Though 'The Threepenny Opera' is set in a vaguely indistinct Victorian London, our production takes its tone from Brecht's Berlin between the wars. Christopher Isherwood, whose portrait of Sally Bowles in 'Goodbye to Berlin' formed the basis of the musical 'Cabaret', has described the city's special attraction then as a self-conscious celebration of the perverse. after 1918, the fall of the monarchy, and the setting up of the Weimar Republic, Berlin caught the desire of Germany's middle classes to escape from the horror and shame of the war into a decadent turmoil of sensual indulgence. Against the background of frantic moneymaking and violent political unrest, the Berliners ostentatiously immersed themselves in a new popular culture. The cinema produced dazzling work from directors like Pabst and Fritz Lang.
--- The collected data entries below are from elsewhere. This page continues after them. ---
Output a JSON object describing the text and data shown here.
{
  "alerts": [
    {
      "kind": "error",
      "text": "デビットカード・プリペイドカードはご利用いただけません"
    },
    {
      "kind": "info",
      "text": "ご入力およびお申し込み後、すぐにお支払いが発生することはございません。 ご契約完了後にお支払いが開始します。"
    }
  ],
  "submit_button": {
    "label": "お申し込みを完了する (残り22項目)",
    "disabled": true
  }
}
The theatre world, lead by Max Reinhardt, found a brilliant new range of styles. Classical musicians like Weill explored the new jazz; and, perhaps most symptomatically of all, the nightclubs filled with cabaret, - harsh, brittle, strident and erotic. In all this there was little time spared for social responsibility to the poor; the Depression hit Germany hard and early. Morality was a thing redefined daily in the banks, boardrooms and bordellos of the city; self-respect was sold cheap every night in the bars and tenements. No single artist caught the fractured, hysterical kaleidoscope of Berlin before Hitler better than Brecht's friend and some-time collaborator, George Grosz. It was to his visual style that we first turned in making our production of 'The Threepenny Opera'.